The World Bank had loans out that attracted lower interest than Sonny Ferrera’s financial operations. Then again, the World Bank probably didn’t throw people out of the tenth floor because they couldn’t keep up with the interest, at least not yet.
“Tough on Nicky. Another hundred years and he’d have had the loan paid off. Pili’d better ease up on his temper or he’s gonna run out of people to push through windows.”
Walter didn’t smile.
“Will you talk to her?” he asked as he resumed his seat.
“MPs, Walter…” I sighed. Fourteen thousand people disappear in New York every year. It wasn’t even clear if this woman was missing—in which case she didn’t want to be found or someone else didn’t want her found—or simply misplaced, which meant that she had merely upped sticks and moved off to another town without breaking the news to her good friend Isobel Barton or to her lovely boyfriend, Stephen Barton.

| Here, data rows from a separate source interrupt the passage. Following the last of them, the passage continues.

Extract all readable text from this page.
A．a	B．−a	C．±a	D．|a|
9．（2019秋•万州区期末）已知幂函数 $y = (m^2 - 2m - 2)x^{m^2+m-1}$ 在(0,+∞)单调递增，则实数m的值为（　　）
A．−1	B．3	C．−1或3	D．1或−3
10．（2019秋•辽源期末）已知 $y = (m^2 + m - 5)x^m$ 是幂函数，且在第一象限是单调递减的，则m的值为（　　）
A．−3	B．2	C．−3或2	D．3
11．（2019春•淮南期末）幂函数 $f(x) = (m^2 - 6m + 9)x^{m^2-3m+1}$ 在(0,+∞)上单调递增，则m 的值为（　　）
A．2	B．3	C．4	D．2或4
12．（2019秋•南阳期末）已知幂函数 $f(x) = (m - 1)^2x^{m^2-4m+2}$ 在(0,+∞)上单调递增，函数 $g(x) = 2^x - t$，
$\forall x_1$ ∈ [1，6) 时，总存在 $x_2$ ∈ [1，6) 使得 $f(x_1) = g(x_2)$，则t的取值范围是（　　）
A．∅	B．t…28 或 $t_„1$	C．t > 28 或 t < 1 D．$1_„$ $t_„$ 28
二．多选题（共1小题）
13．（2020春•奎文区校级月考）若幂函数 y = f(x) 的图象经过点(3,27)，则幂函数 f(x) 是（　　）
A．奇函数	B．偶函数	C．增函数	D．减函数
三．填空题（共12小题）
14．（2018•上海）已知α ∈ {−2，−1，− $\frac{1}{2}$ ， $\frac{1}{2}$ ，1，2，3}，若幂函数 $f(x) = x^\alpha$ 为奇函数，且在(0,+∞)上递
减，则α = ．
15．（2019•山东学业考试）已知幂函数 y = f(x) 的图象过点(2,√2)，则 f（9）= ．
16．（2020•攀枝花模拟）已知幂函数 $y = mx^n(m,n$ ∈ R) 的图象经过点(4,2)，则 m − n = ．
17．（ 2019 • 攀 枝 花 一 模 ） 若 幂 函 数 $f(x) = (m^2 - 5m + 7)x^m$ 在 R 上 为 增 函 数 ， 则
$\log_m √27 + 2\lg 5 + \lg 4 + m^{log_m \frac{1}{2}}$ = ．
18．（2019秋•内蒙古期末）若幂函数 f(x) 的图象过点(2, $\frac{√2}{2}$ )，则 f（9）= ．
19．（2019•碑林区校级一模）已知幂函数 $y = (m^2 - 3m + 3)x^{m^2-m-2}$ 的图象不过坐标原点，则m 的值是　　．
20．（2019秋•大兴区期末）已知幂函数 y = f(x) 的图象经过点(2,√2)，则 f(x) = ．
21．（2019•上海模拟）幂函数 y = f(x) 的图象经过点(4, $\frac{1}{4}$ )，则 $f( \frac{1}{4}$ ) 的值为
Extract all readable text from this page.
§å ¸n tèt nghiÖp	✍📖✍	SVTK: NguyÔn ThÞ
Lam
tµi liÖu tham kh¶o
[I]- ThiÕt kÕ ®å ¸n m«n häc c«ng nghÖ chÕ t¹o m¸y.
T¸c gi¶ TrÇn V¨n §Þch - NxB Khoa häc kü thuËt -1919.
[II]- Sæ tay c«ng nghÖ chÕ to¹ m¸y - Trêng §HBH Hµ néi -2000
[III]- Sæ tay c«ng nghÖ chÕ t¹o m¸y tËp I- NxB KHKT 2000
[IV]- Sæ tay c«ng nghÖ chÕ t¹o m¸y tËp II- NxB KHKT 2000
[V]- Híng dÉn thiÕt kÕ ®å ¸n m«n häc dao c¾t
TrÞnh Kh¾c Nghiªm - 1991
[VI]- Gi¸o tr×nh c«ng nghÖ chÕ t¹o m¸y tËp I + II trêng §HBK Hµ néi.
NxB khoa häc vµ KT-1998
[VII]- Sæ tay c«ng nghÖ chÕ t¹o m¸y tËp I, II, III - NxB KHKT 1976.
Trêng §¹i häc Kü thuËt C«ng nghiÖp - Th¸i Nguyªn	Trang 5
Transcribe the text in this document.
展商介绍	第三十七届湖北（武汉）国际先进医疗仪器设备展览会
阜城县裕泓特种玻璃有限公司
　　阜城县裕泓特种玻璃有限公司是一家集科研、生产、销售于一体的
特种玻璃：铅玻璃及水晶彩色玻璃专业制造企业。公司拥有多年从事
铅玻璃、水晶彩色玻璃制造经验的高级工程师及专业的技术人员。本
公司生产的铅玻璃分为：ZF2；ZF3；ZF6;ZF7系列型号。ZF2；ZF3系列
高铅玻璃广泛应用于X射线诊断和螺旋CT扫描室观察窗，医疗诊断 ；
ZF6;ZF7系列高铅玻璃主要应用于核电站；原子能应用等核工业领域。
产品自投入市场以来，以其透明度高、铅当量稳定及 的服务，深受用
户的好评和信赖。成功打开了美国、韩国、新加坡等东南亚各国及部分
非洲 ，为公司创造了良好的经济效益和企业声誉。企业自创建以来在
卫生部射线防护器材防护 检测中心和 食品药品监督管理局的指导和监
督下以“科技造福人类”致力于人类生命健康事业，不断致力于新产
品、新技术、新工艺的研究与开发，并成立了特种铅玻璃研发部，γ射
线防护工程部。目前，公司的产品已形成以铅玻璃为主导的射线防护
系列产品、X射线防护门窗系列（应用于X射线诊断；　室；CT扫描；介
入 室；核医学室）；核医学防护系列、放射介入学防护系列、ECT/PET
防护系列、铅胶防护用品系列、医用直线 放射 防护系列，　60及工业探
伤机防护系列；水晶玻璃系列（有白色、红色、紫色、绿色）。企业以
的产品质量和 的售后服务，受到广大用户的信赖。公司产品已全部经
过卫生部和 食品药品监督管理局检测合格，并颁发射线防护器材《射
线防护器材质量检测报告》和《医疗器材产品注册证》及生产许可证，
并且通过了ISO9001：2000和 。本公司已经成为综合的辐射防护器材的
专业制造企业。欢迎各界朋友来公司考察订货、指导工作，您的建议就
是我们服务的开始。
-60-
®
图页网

Those are the kinds of issues PIs have to consider when faced with missing persons cases. Tracing missing persons is bread and butter for PIs, but I wasn’t a PI. I had taken on Fat Ollie’s skip because it was easy work, or seemed to be at the time. I didn’t want to file for a PI license with the state licensing services in Albany. I didn’t want to get involved in missing persons work. Maybe I was afraid it would distract me too much. Maybe I just didn’t care enough, not then.
“She won’t go to the cops,” said Walter. “The woman isn’t even officially missing yet, since no one has reported her.”
“So how come you know about it?”
“You know Tony Loo-Loo?” I nodded. Tony Loomax was a small-time PI with a stammer who had never graduated beyond skips and white trash divorces.
“Loomax is an unusual candidate for Isobel Barton’s patronage,” I said.
“It seems he did some work for one of the household staff a year or two back. Traced her husband, who’d run off with their savings. Mrs. Barton told him she wanted something similar done, but wanted it done quietly.”